- Born: August 17, 1969 (age 57) Tacoma, Washington, U.S.
- Education: School of the Art Institute of Chicago, Yale University
- Spouse: Lisa Ericson

= Josh Keyes =

American contemporary artist (born 1969)

Josh Keyes (born 1969) is an American contemporary artist who makes paintings and prints. He is known for his "eco-surrealist" painting style and images of graffitied covered wilderness. He is based in Portland, Oregon, and previously lived in Oakland, California.

== Biography ==
Josh Keyes was born on August 17, 1969, in Tacoma, Washington.

Keyes has a bachelor's degree (1992) from the School of the Art Institute of Chicago, and a master's degree (1998) in painting and printmaking from Yale University.

== Work ==
Keyes' work has been described as "a satirical look at the impact urban sprawl has on the environment and surmises, with the aid of scientific slices and core samples, what could happen if we continue to infiltrate and encroach on our rural surroundings."

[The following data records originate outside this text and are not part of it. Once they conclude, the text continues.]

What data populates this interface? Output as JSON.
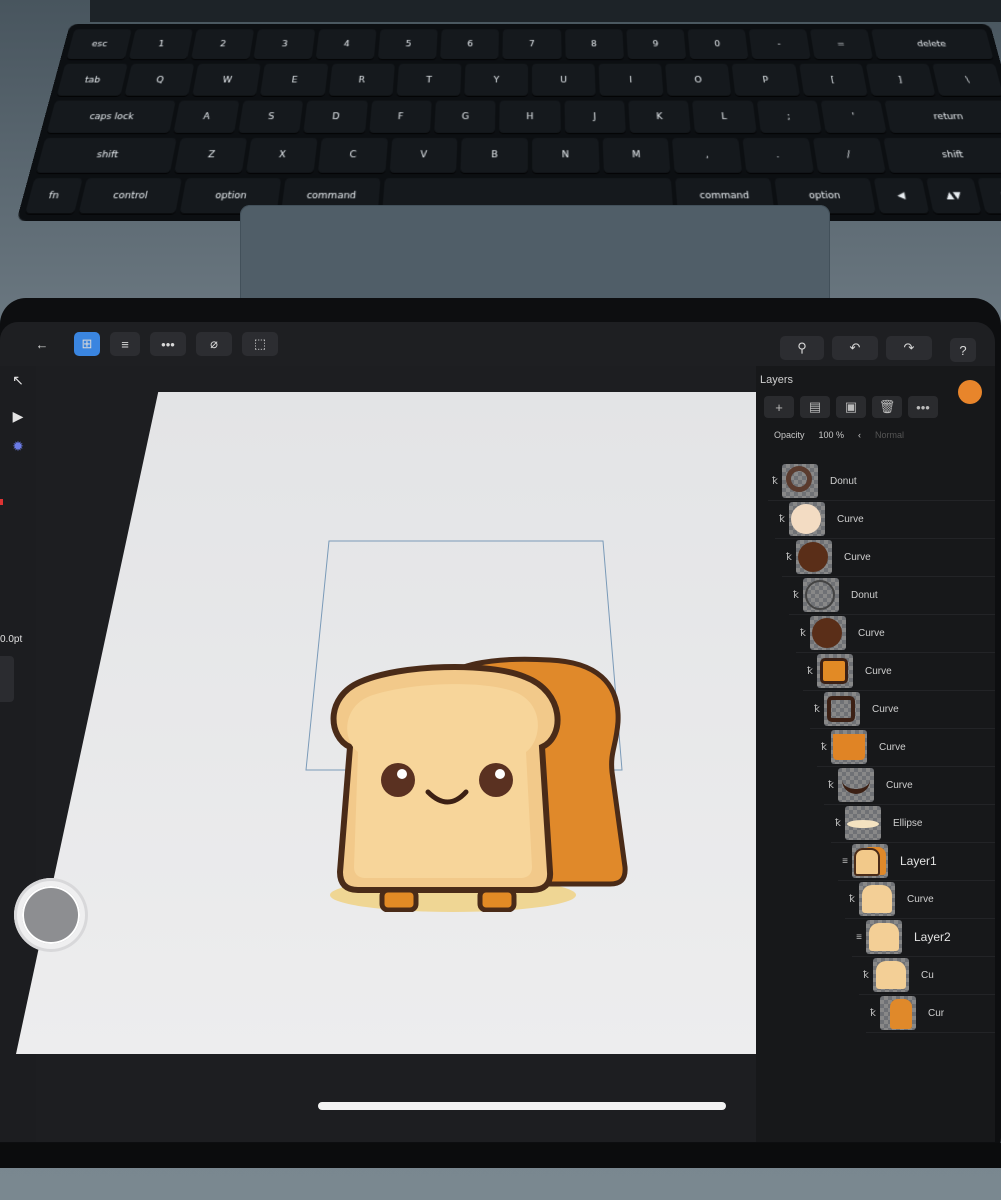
{
  "keyboard": {
    "rows": [
      [
        "esc",
        "1",
        "2",
        "3",
        "4",
        "5",
        "6",
        "7",
        "8",
        "9",
        "0",
        "-",
        "=",
        "delete"
      ],
      [
        "tab",
        "Q",
        "W",
        "E",
        "R",
        "T",
        "Y",
        "U",
        "I",
        "O",
        "P",
        "[",
        "]",
        "\\"
      ],
      [
        "caps lock",
        "A",
        "S",
        "D",
        "F",
        "G",
        "H",
        "J",
        "K",
        "L",
        ";",
        "'",
        "return"
      ],
      [
        "shift",
        "Z",
        "X",
        "C",
        "V",
        "B",
        "N",
        "M",
        ",",
        ".",
        "/",
        "shift"
      ],
      [
        "fn",
        "control",
        "option",
        "command",
        "",
        "command",
        "option",
        "◀",
        "▲▼",
        "▶"
      ]
    ]
  },
  "toolbar": {
    "back_label": "←",
    "grid_label": "⊞",
    "menu_label": "≡",
    "more_label": "•••",
    "snap_label": "⌀",
    "select_label": "⬚",
    "zoom_label": "⚲",
    "undo_label": "↶",
    "redo_label": "↷",
    "help_label": "?"
  },
  "left_tools": {
    "stroke_value": "0.0pt"
  },
  "layers_panel": {
    "title": "Layers",
    "opacity_label": "Opacity",
    "opacity_value": "100 %",
    "blend_mode": "Normal",
    "accent_color": "#e8852b",
    "layers": [
      {
        "name": "Donut",
        "thumb": "donut-light"
      },
      {
        "name": "Curve",
        "thumb": "cream-circle"
      },
      {
        "name": "Curve",
        "thumb": "brown-circle"
      },
      {
        "name": "Donut",
        "thumb": "donut"
      },
      {
        "name": "Curve",
        "thumb": "brown-circle"
      },
      {
        "name": "Curve",
        "thumb": "orange-square"
      },
      {
        "name": "Curve",
        "thumb": "outline-square"
      },
      {
        "name": "Curve",
        "thumb": "orange-block"
      },
      {
        "name": "Curve",
        "thumb": "smile"
      },
      {
        "name": "Ellipse",
        "thumb": "ellipse"
      },
      {
        "name": "Layer1",
        "thumb": "toast-full"
      },
      {
        "name": "Curve",
        "thumb": "toast-cream"
      },
      {
        "name": "Layer2",
        "thumb": "toast-cream"
      },
      {
        "name": "Cu",
        "thumb": "toast-cream"
      },
      {
        "name": "Cur",
        "thumb": "crust"
      }
    ]
  },
  "colors": {
    "crust": "#e0892a",
    "crust_dark": "#c96f1e",
    "bread": "#f2c98a",
    "outline": "#4a2b18",
    "eyes": "#5a3121",
    "shadow": "#f0d592",
    "legs": "#e28a25"
  }
}
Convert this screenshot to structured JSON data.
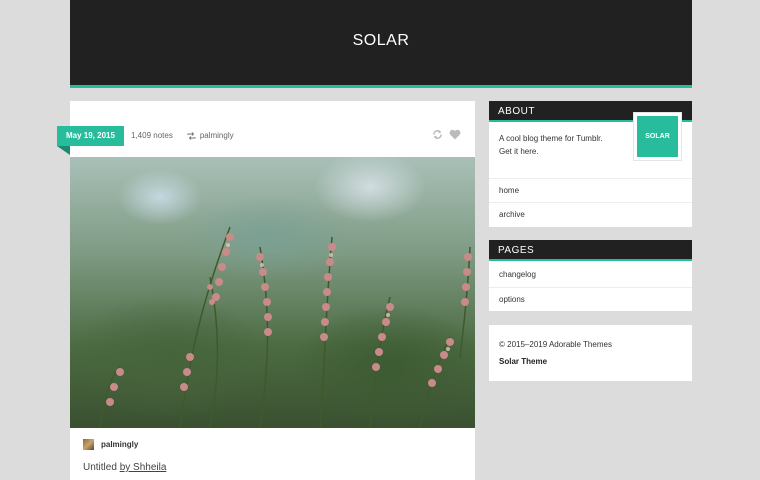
{
  "header": {
    "site_title": "SOLAR"
  },
  "post": {
    "date": "May 19, 2015",
    "notes": "1,409 notes",
    "reblogged_from": "palmingly",
    "author": "palmingly",
    "caption_prefix": "Untitled ",
    "caption_link": "by Shheila",
    "icons": [
      "reblog-icon",
      "heart-icon"
    ]
  },
  "sidebar": {
    "about": {
      "heading": "ABOUT",
      "description_line1": "A cool blog theme for Tumblr.",
      "description_line2": "Get it here.",
      "badge": "SOLAR",
      "links": [
        "home",
        "archive"
      ]
    },
    "pages": {
      "heading": "PAGES",
      "links": [
        "changelog",
        "options"
      ]
    },
    "footer": {
      "copyright": "© 2015–2019 Adorable Themes",
      "theme": "Solar Theme"
    }
  },
  "colors": {
    "accent": "#27bc9c",
    "header_bg": "#212121",
    "page_bg": "#dcdcdc"
  }
}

His painting style often includes narrative and the illusion of constructed worlds. Keyes' style is reminiscent of the diagrammatic vocabulary found in scientific textbook illustrations that often express through a detached and clinical viewpoint an empirical representation of the natural world. Assembled into this virtual stage set are references to contemporary events along with images and themes from his personal mythology.

His work is a hybrid of eco-surrealism and dystopia that express a concern and anxiety for our time and the Earth's future.

Keyes' public mural Treadmill (2006), is painted on the side of the Locust Street Garage in Walnut Creek, California.